I recycle it! If a short story fails in one competition, I try another. If the same piece keeps coming back, I look at it again, see if there are ways I can rewrite and rework it and then try again. I take the same approach with novels and scripts. But I do try to get all work up to as good as I can make them before I even send them out. When I submit work to a competition, if I can get feedback at a reasonable price I do. (Be cautious here, some competitions do charge a lot for this – it doesn’t necessarily mean it’s a scam but the organizers ought to show they have well published authors running the critiques here and it’s clear you’re paying for their time as you should. Never pay more than you’re happy with. Also sites like Cafe Lit and Shortbread enable you to submit stories and you usually get some feedback and that’s for free! You pay your money and take your choice here). Alfie Dog's brilliant editor will advise on your work and won't put it on site until any issues raised are addressed but this helps improve your story no end.
When did you decide you were a writer, albeit not a published one?

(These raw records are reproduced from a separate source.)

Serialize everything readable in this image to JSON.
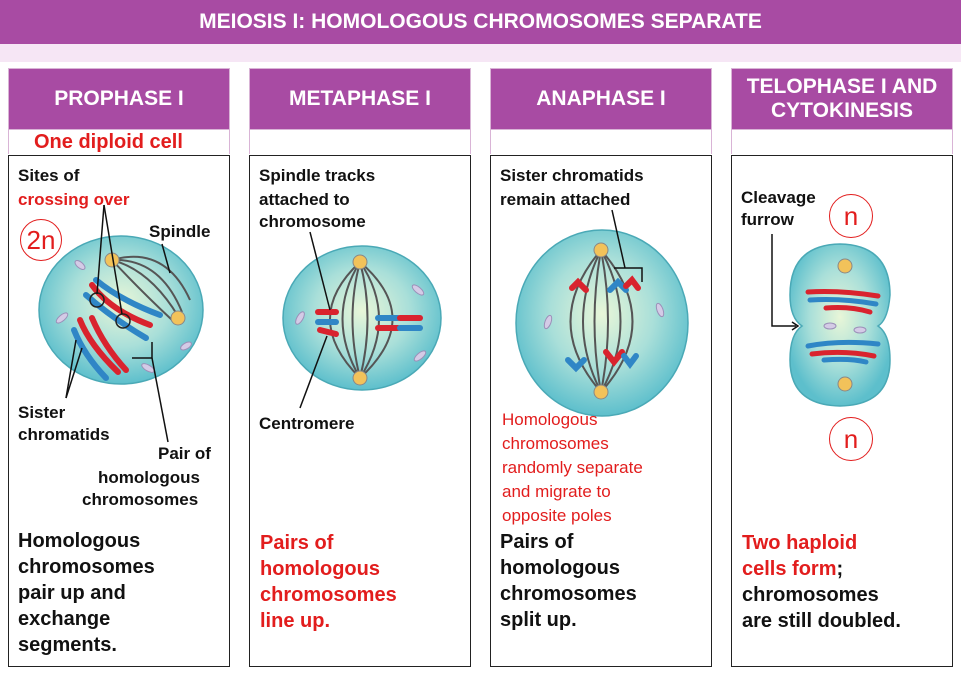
{
  "title": "MEIOSIS I: HOMOLOGOUS CHROMOSOMES SEPARATE",
  "phases": [
    {
      "name": "PROPHASE I",
      "subtitle": "One diploid cell",
      "labels": {
        "sites_of": "Sites of",
        "crossing_over": "crossing over",
        "spindle": "Spindle",
        "sister_chromatids_1": "Sister",
        "sister_chromatids_2": "chromatids",
        "pair_1": "Pair of",
        "pair_2": "homologous",
        "pair_3": "chromosomes",
        "ploidy": "2n"
      },
      "summary": [
        "Homologous",
        "chromosomes",
        "pair up and",
        "exchange",
        "segments."
      ]
    },
    {
      "name": "METAPHASE I",
      "labels": {
        "spindle_1": "Spindle tracks",
        "spindle_2": "attached to",
        "spindle_3": "chromosome",
        "centromere": "Centromere"
      },
      "summary": [
        "Pairs of",
        "homologous",
        "chromosomes",
        "line up."
      ]
    },
    {
      "name": "ANAPHASE I",
      "labels": {
        "sister_1": "Sister chromatids",
        "sister_2": "remain attached"
      },
      "note": [
        "Homologous",
        "chromosomes",
        "randomly separate",
        "and migrate to",
        "opposite poles"
      ],
      "summary": [
        "Pairs of",
        "homologous",
        "chromosomes",
        "split up."
      ]
    },
    {
      "name_line1": "TELOPHASE I AND",
      "name_line2": "CYTOKINESIS",
      "labels": {
        "cleavage_1": "Cleavage",
        "cleavage_2": "furrow",
        "ploidy_top": "n",
        "ploidy_bottom": "n"
      },
      "summary_red_1": "Two haploid",
      "summary_red_2": "cells form",
      "summary_punct": ";",
      "summary": [
        "chromosomes",
        "are still doubled."
      ]
    }
  ],
  "colors": {
    "banner": "#a84ba3",
    "accent_red": "#e21d1d",
    "cell_fill": "#7fd0d8",
    "chrom_red": "#d9232e",
    "chrom_blue": "#2f86c6"
  }
}
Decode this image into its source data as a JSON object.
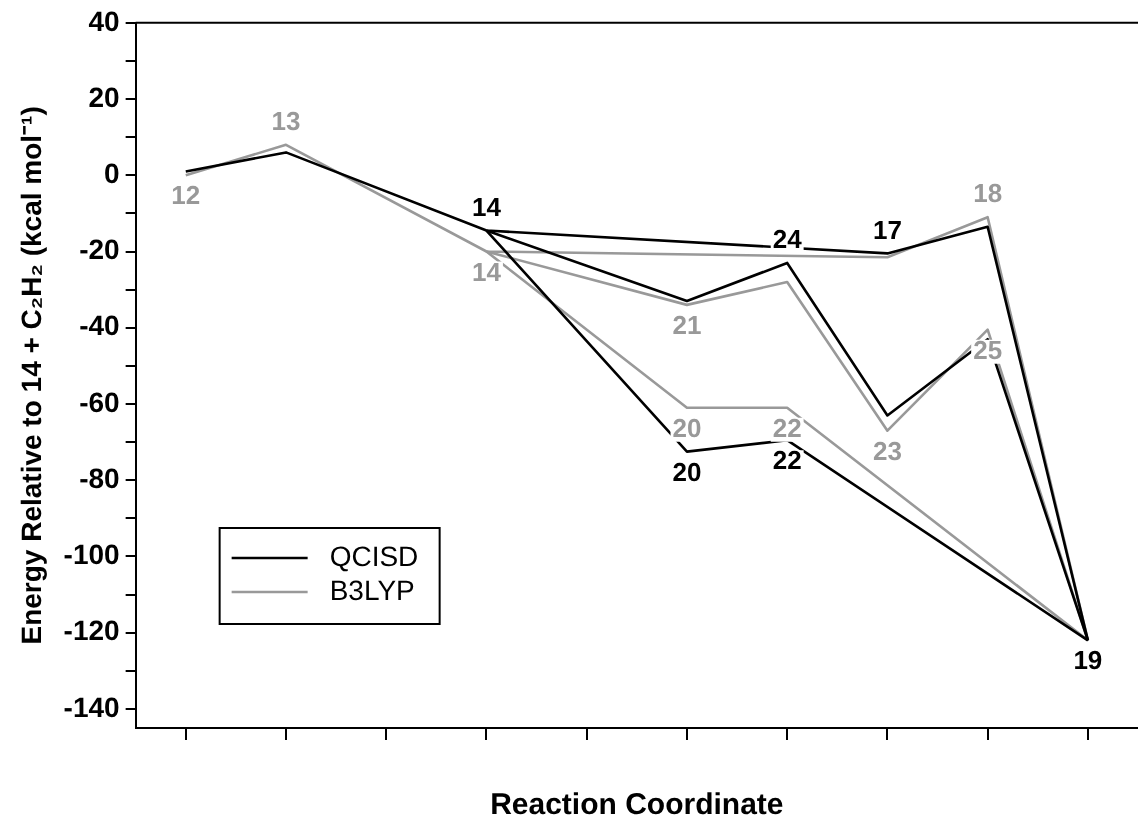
{
  "chart_data": {
    "type": "line",
    "xlabel": "Reaction Coordinate",
    "ylabel": "Energy Relative to 14 + C₂H₂ (kcal mol⁻¹)",
    "categories": [
      null,
      null,
      null,
      null,
      null,
      null,
      null,
      null,
      null,
      null
    ],
    "ylim": [
      -145,
      40
    ],
    "yticks": [
      -140,
      {
        "value": -130,
        "label": null
      },
      -120,
      {
        "value": -110,
        "label": null
      },
      -100,
      {
        "value": -90,
        "label": null
      },
      -80,
      {
        "value": -70,
        "label": null
      },
      -60,
      {
        "value": -50,
        "label": null
      },
      -40,
      {
        "value": -30,
        "label": null
      },
      -20,
      {
        "value": -10,
        "label": null
      },
      0,
      {
        "value": 10,
        "label": null
      },
      20,
      {
        "value": 30,
        "label": null
      },
      40
    ],
    "series": [
      {
        "name": "QCISD",
        "color": "#000000",
        "values": [
          1,
          6,
          null,
          -14.5,
          null,
          null,
          null,
          -20.5,
          -13.5,
          -122
        ]
      },
      {
        "color": "#000000",
        "values": [
          null,
          null,
          null,
          -14.5,
          null,
          -33,
          -23,
          -63,
          -43,
          -122
        ]
      },
      {
        "color": "#000000",
        "values": [
          null,
          null,
          null,
          -14.5,
          null,
          -72.5,
          -69.5,
          null,
          null,
          -122
        ]
      },
      {
        "name": "B3LYP",
        "color": "#999999",
        "values": [
          0,
          8,
          null,
          -20,
          null,
          null,
          null,
          -21.5,
          -11,
          -122
        ]
      },
      {
        "color": "#999999",
        "values": [
          null,
          null,
          null,
          -20,
          null,
          -34,
          -28,
          -67,
          -40.5,
          -122
        ]
      },
      {
        "color": "#999999",
        "values": [
          null,
          null,
          null,
          -20,
          null,
          -61,
          -61,
          null,
          null,
          -122
        ]
      }
    ],
    "annotations": [
      {
        "text": "14",
        "y": -14.5
      },
      {
        "text": "24",
        "y": -23
      },
      {
        "text": "17",
        "y": -20.5
      },
      {
        "text": "20",
        "y": -72.5
      },
      {
        "text": "22",
        "y": -69.5
      },
      {
        "text": "19",
        "y": -122
      },
      {
        "text": "12",
        "y": 0
      },
      {
        "text": "13",
        "y": 8
      },
      {
        "text": "14",
        "y": -20
      },
      {
        "text": "21",
        "y": -34
      },
      {
        "text": "20",
        "y": -61
      },
      {
        "text": "22",
        "y": -61
      },
      {
        "text": "23",
        "y": -67
      },
      {
        "text": "18",
        "y": -11
      },
      {
        "text": "25",
        "y": -40.5
      }
    ],
    "legend": "bottom left",
    "grid": false,
    "tick_labels": "y"
  }
}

When I realised I was producing short stories “to order” for various competitions on various subjects and generally was not finding this a problem. As I started to be shortlisted, this tended to confirm to my mind I could call myself a writer now being someone who was at the beginnings of a career. Every article I read tended to confirm I was doing the right things (which was encouraging). As I entered more competitions, I found myself getting better at meeting deadlines, something any professional writer needs to do. So I suppose overall it was a combination of doing the right things and not giving up and seeing publication as the ultimate goal but what I was doing on the way to meeting that goal is what any writer needs to do. Also I’ve always taken my writing seriously (it’s always been a wish of mine to try to earn some money from it) so for me when I’m at my desk I am working and not indulging in a hobby.